Ethiopia has 'no intention' of harm toward Egypt, Sudan with mega dam project: Abiy

Ethiopia has 'no intention' of harm toward Egypt, Sudan with mega dam project: Abiy
2 min read
26 September, 2020
Ethiopia's prime minister has defended his country's controversial Grand Renaissance Dam project, days after Egyptian criticism at the UN.
Abiy Ahmed said he remains committed to reaching an agreement over the dam [Getty]
Ethiopia has "no intention" of harming Sudan and Egypt with its controversial gian hydropower dam project on the Blue Nile, Ethiopian Prime Minister Abiy Ahmed said on Friday.

Addressing the United Nations, Abiy raised the issue of the bitter water dispute that the three countries have so far failed to reach an agreement over.

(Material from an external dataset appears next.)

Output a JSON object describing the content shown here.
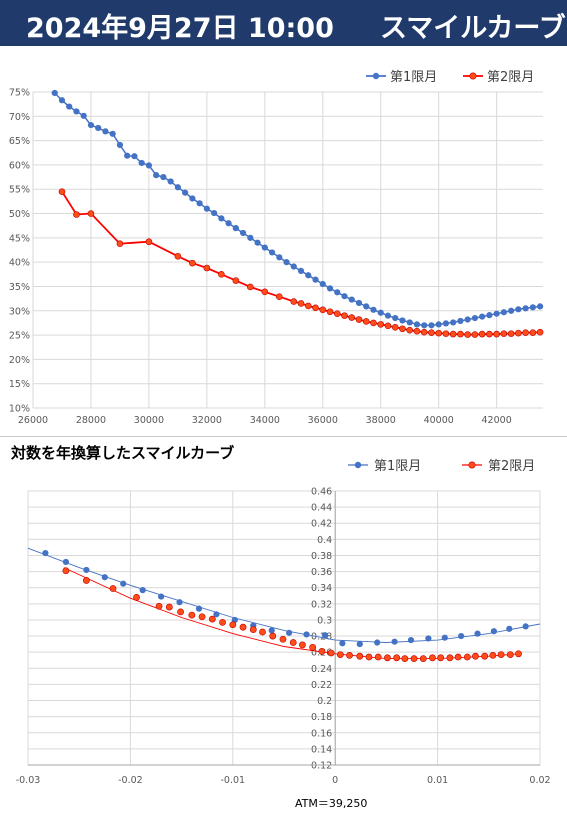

Ethiopia began filling the reservoir behind the dam in July.

"I want to make it abundantly clear that we have no intention to harm these countries," he told the 193-member UN General Assembly in a video statement.

"We are steadfast in our commitment to addressing the concerns of downstream countries and reaching a mutually beneficial outcome in the context of the ongoing AU-led process," Nobel Peace Laureate Abiy said.

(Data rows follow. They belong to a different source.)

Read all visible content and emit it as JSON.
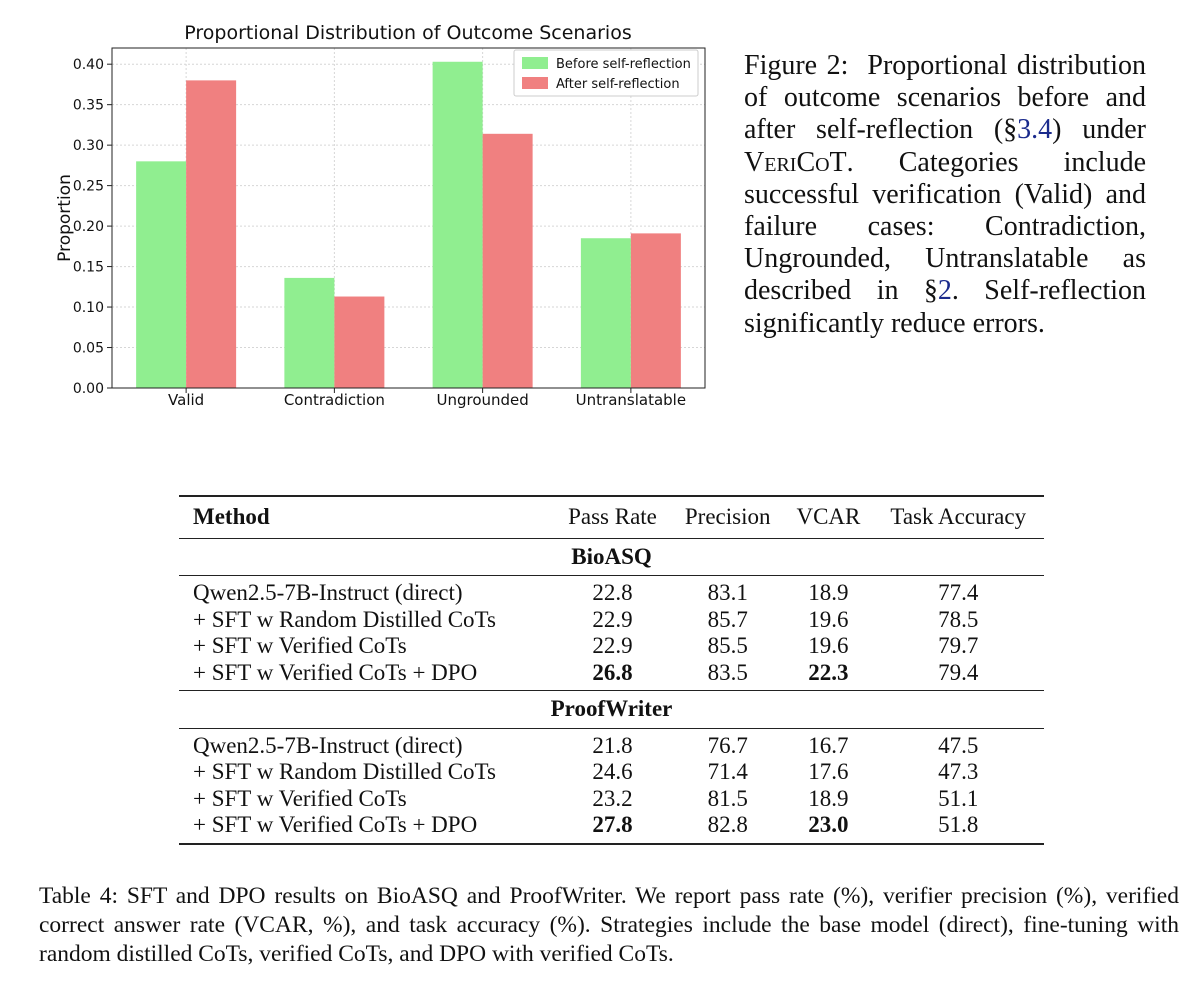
{
  "chart_data": {
    "type": "bar",
    "title": "Proportional Distribution of Outcome Scenarios",
    "xlabel": "",
    "ylabel": "Proportion",
    "categories": [
      "Valid",
      "Contradiction",
      "Ungrounded",
      "Untranslatable"
    ],
    "series": [
      {
        "name": "Before self-reflection",
        "color": "#90ee90",
        "values": [
          0.28,
          0.136,
          0.403,
          0.185
        ]
      },
      {
        "name": "After self-reflection",
        "color": "#f08080",
        "values": [
          0.38,
          0.113,
          0.314,
          0.191
        ]
      }
    ],
    "ylim": [
      0,
      0.42
    ],
    "yticks": [
      "0.00",
      "0.05",
      "0.10",
      "0.15",
      "0.20",
      "0.25",
      "0.30",
      "0.35",
      "0.40"
    ],
    "grid": true,
    "legend": "top-right"
  },
  "figure_caption": {
    "label": "Figure 2:",
    "text_1": "Proportional distribution of outcome scenarios before and after self-reflection (§",
    "ref_1": "3.4",
    "text_2": ") under ",
    "system_name": "VeriCoT",
    "text_3": ". Categories include successful verification (Valid) and failure cases: Contradiction, Ungrounded, Untranslatable as described in §",
    "ref_2": "2",
    "text_4": ". Self-reflection significantly reduce errors."
  },
  "table": {
    "headers": [
      "Method",
      "Pass Rate",
      "Precision",
      "VCAR",
      "Task Accuracy"
    ],
    "sections": [
      {
        "name": "BioASQ",
        "rows": [
          {
            "method": "Qwen2.5-7B-Instruct (direct)",
            "pass_rate": "22.8",
            "precision": "83.1",
            "vcar": "18.9",
            "task_accuracy": "77.4"
          },
          {
            "method": "+ SFT w Random Distilled CoTs",
            "pass_rate": "22.9",
            "precision": "85.7",
            "vcar": "19.6",
            "task_accuracy": "78.5"
          },
          {
            "method": "+ SFT w Verified CoTs",
            "pass_rate": "22.9",
            "precision": "85.5",
            "vcar": "19.6",
            "task_accuracy": "79.7"
          },
          {
            "method": "+ SFT w Verified CoTs + DPO",
            "pass_rate": "26.8",
            "precision": "83.5",
            "vcar": "22.3",
            "task_accuracy": "79.4"
          }
        ]
      },
      {
        "name": "ProofWriter",
        "rows": [
          {
            "method": "Qwen2.5-7B-Instruct (direct)",
            "pass_rate": "21.8",
            "precision": "76.7",
            "vcar": "16.7",
            "task_accuracy": "47.5"
          },
          {
            "method": "+ SFT w Random Distilled CoTs",
            "pass_rate": "24.6",
            "precision": "71.4",
            "vcar": "17.6",
            "task_accuracy": "47.3"
          },
          {
            "method": "+ SFT w Verified CoTs",
            "pass_rate": "23.2",
            "precision": "81.5",
            "vcar": "18.9",
            "task_accuracy": "51.1"
          },
          {
            "method": "+ SFT w Verified CoTs + DPO",
            "pass_rate": "27.8",
            "precision": "82.8",
            "vcar": "23.0",
            "task_accuracy": "51.8"
          }
        ]
      }
    ]
  },
  "table_caption": "Table 4: SFT and DPO results on BioASQ and ProofWriter. We report pass rate (%), verifier precision (%), verified correct answer rate (VCAR, %), and task accuracy (%). Strategies include the base model (direct), fine-tuning with random distilled CoTs, verified CoTs, and DPO with verified CoTs."
}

Previous negotiations broke down over an insistence from Egypt and Sudan that any deal produced should be legally binding. The countries also disagreed on the mechanism for resolving future disputes and how the dam should be managed during droughts and periods of reduced rainfall.

Negotiations have previously faltered over a demand from Egypt and Sudan that any deal should be legally binding, over the mechanism for resolving future disputes, and over how to manage the dam during periods of reduced rainfall or drought.

Egypt, which says it relies on the Nile for over 90% of its fresh water, has long expressed concern that the Grand Renaissance Dam will devestate its economy.

Earlier this week Egyptian President Abdel Fattah al-Sisi reiterated his objections to the project to the UN.

"The Nile River must not be monopolized by one state. For Egypt the Nile water is an existential matter. This, however, does not mean that we want to undermine the rights of our brothers and sisters, sharing with us the Nile basin," he said.

"Nevertheless, it is unacceptable for the negotiations to continue forever in an attempt to impose the realities on the ground," Sisi said.